S’il a (presque) réussi à se faire discret pendant dix ans, Alexis Kohler pourrait être au cœur d’un scandale associé son nom. Mis en examen en octobre 2022 pour prise illégale d’intérêts, il est accusé d’avoir «participé» à des décisions relatives à l’armateur MSC en tant que haut fonctionnaire de 2009 à 2016, alors que sa mère est la cousine de Rafaela Aponte, épouse du fondateur du groupe Gianluigi Aponte. Il a aussi siégé en tant que représentant de l’Etat au conseil d’administration de STX France (devenu Chantiers de l’Atlantique) et de celui du Grand Port maritime du Havre de 2009 à 2012, tous les deux liés à MSC. Selon les magistrats, Alexis Kohler a continué «à émettre des avis ou donner des orientations stratégiques» sur des dossiers «impliquant le groupe MSC» alors qu’il était membre des cabinets de Pierre Moscovici puis d’Emmanuel Macron à Bercy de 2012 à 2016. L’énarque a aussi été directeur financier de la branche «croisières» de MSC entre octobre 2016 et mi-2017. Le 26 novembre 2024, sa mise en examen a été confirmée par la cour d’appel de Paris.

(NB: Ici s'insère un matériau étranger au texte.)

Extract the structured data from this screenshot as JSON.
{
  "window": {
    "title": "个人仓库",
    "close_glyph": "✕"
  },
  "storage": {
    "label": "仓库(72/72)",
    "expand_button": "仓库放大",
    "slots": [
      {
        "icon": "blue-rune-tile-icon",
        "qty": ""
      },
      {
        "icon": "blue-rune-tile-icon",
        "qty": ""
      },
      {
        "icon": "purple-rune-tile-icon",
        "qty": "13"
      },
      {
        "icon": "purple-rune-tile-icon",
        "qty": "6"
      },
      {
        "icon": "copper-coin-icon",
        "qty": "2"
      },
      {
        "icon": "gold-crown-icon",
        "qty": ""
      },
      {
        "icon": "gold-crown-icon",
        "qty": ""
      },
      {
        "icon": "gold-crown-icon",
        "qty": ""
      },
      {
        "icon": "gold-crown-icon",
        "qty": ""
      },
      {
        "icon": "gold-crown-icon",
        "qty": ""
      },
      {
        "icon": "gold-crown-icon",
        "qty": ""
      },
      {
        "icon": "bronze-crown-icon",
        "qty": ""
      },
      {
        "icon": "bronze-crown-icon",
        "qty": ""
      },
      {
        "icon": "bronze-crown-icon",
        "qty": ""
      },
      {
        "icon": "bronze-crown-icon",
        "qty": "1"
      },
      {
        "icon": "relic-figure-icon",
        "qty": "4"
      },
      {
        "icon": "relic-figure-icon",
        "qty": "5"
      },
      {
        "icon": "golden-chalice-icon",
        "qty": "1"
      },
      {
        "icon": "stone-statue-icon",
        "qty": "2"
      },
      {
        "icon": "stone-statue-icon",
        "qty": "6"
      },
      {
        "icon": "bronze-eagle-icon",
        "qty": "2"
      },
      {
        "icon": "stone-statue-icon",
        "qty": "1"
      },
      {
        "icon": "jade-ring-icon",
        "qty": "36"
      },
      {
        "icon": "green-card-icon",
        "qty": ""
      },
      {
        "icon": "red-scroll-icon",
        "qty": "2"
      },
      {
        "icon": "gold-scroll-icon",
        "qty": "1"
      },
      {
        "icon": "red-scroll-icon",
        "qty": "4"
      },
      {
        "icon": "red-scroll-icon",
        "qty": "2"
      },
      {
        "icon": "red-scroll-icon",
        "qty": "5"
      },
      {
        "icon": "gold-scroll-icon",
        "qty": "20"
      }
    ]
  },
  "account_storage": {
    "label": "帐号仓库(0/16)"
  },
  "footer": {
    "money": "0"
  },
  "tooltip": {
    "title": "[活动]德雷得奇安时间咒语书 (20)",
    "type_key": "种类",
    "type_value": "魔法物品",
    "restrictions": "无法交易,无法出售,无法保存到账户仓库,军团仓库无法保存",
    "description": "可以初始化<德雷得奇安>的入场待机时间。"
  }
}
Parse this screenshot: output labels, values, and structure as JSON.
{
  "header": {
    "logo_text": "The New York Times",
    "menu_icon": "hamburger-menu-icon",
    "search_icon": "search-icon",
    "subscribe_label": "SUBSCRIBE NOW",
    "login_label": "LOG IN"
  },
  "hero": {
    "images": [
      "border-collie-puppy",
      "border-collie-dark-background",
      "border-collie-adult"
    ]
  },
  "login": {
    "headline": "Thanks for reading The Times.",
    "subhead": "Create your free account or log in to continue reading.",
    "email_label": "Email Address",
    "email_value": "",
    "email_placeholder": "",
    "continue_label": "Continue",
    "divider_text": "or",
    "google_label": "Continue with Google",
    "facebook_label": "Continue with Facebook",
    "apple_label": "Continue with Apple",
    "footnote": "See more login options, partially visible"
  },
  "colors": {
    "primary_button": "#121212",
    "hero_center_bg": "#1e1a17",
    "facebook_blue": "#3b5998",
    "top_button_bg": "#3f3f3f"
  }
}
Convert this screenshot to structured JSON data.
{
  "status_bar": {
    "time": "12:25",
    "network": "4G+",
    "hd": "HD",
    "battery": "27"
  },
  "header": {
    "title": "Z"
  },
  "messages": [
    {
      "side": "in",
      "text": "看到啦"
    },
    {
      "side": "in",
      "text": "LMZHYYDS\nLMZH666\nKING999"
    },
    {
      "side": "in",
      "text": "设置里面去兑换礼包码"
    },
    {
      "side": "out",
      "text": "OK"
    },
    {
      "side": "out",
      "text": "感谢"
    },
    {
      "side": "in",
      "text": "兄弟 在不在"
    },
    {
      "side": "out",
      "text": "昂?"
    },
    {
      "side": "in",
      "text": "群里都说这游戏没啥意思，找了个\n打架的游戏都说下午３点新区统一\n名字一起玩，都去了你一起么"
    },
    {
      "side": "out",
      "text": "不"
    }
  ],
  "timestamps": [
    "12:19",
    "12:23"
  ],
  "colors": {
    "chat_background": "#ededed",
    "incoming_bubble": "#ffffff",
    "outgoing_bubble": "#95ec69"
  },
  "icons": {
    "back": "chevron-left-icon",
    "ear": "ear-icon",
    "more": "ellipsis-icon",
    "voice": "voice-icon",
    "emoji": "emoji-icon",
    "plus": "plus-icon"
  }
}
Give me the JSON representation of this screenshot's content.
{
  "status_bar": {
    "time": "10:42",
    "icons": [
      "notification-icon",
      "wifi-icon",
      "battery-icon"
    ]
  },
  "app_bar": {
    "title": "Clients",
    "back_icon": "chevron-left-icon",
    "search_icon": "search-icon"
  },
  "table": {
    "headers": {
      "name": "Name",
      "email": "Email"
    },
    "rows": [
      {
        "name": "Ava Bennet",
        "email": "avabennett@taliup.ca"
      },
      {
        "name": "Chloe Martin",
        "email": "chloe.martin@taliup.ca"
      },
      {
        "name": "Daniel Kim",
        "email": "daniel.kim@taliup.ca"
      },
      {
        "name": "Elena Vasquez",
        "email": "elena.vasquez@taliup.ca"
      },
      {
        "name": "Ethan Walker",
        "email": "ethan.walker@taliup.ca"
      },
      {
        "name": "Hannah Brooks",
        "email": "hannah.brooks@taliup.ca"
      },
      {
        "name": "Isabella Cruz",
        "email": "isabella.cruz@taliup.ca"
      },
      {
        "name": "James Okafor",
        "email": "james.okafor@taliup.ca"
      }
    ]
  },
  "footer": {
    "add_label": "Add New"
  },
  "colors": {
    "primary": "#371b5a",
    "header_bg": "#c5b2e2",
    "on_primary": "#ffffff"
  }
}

La «grosse connerie» de la dissolution

Premier soutien du Président, Alexis Kohler a été, logiquement, l’un des artisans de la dissolution surprise, décrétée après l’échec de la liste macroniste aux élections européennes le 9 juin 2024. Le secrétaire général de l’Elysée a fait partie du petit cercle travaillant en secret sur cette décision, aux côtés, entre autres, du conseiller mémoire de l’Elysée Bruno Roger-Petit. Mais ça ne l’a pas empêché de prendre ses distances quelques mois plus tard. «On a peut-être fait une grosse connerie», regrettait-il en novembre selon l’Express.

Refus d’obstacle à l’Assemblée

Depuis plusieurs semaines, le désormais futur-ex-secrétaire général de l’Elysée refusait d’être auditionné par les députés. Alors qu’une commission d’enquête est en cours pour tenter d’analyser comment les finances françaises ont pu déraper à ce point, ses membres ont décidé, à une large majorité (35 voix contre 17), d’auditionner le fidèle conseiller d’Emmanuel Macron. Après un premier refus de l’intéressé, les députés ont renouvelé la demande. Après avoir évoqué des problèmes d’agenda, Alexis Kohler a invoqué «le principe de séparation des pouvoirs» pour justifier son refus. S’il refuse à nouveau et que les tribunaux s’en mêlent, il risque jusqu’à deux ans d’emprisonnement et 7 500 euros d’amende.

Mise à jour : à 18h24, avec les informations obtenues par Libération sur le moment de l’annonce du départ d’Alexis Kohler et le nom de son successeur : et à 18h47 avec la confirmation d’Emmanuel Moulin au poste de secrétaire général de l’Elysée.